Essai d’Arnaud Fossier
2025
(Editeur : La fabrique éditions)
L’auteur

Arnaud Fossier est un historien médiéviste. Il enseigne à l’Université de Bourgogne.
Ses recherches portent sur l’Eglise et la religion au Moyen Age.
Le livre
Dans son essai, Arnaud Fossier procède à une « déconstruction » du Catharisme, cette hérésie qui s’est développée au XIIe et XIIIe siècle dans le midi toulousain et qui a été éradiquée par l’Eglise catholique à la faveur de la croisade des Albigeois.

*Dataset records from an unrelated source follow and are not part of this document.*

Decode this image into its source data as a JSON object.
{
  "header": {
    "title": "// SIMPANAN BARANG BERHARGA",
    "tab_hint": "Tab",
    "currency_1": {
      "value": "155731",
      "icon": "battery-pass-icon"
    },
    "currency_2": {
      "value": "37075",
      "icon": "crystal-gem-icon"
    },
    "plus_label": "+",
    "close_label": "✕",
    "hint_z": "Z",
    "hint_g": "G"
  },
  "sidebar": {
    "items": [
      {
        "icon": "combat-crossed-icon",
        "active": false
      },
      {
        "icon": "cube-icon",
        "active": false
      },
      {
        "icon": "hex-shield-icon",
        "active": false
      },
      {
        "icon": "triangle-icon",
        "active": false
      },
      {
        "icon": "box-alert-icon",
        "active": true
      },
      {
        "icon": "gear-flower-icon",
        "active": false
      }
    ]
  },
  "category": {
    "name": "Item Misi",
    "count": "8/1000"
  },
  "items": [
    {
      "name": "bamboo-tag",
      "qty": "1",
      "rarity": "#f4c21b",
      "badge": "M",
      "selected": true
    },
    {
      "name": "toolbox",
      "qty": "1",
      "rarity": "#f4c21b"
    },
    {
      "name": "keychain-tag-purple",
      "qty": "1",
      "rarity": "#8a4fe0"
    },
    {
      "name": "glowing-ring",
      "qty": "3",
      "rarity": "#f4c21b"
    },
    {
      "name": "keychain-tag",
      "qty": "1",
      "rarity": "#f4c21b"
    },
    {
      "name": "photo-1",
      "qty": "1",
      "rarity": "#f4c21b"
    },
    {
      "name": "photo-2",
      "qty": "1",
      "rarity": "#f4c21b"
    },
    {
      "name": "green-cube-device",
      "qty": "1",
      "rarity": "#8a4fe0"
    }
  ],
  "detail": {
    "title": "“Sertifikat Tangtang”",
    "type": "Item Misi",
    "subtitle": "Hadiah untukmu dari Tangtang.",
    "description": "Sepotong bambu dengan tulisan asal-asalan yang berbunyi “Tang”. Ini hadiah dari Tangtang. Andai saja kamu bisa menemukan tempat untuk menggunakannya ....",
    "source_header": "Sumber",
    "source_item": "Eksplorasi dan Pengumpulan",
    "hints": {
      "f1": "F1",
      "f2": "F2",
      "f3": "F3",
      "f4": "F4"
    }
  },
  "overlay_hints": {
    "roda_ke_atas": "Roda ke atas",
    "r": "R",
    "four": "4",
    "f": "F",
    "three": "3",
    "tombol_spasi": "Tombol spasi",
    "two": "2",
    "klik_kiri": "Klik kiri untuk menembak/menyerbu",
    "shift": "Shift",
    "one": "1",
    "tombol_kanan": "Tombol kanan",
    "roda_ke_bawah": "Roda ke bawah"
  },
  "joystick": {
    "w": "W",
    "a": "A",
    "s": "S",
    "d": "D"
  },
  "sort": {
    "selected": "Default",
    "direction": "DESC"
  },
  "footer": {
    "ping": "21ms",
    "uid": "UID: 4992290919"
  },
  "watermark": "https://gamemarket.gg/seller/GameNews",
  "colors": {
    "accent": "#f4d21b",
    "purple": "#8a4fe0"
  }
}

Il se fonde pour l’essentiel sur un constat : le peu que nous savons des cathares, nous le devons à leurs ennemis, les inquisiteurs. Arnaud Fossier en déduit que le catharisme est une invention des clercs qui ont imputé à leurs opposants des rites et des croyances inspirés d’anciennes hérésies pour mieux les éliminer.
Les cathares ne seraient donc pas les adeptes d’une religion concurrente du catholicisme, mais de simples dissidents, des « ennemis intérieurs » du féodalisme, victimes de « procès de Moscou » avant l’heure.
Commentaire
Le pire pour un historien, c’est de regarder le passé à travers le filtre de ses convictions idéologiques : Arnaud Fossier le fait avec une telle assurance qu’on pourrait croire son livre écrit par une I.A. (car contrairement aux humains, l’intelligence artificielle a réponse à tout).
Concernant les cathares, il faut raison garder : nous ne savons pratiquement rien d’eux. C’est ce qui fait leur intérêt : on peut les voir indifféremment comme des mystiques porteurs d’une vision cosmologique de l’univers, des adeptes moyenâgeux du véganisme ou des promoteurs du tourisme audois ; pourquoi ne pas en faire des ennemis de l’ordre féodal ?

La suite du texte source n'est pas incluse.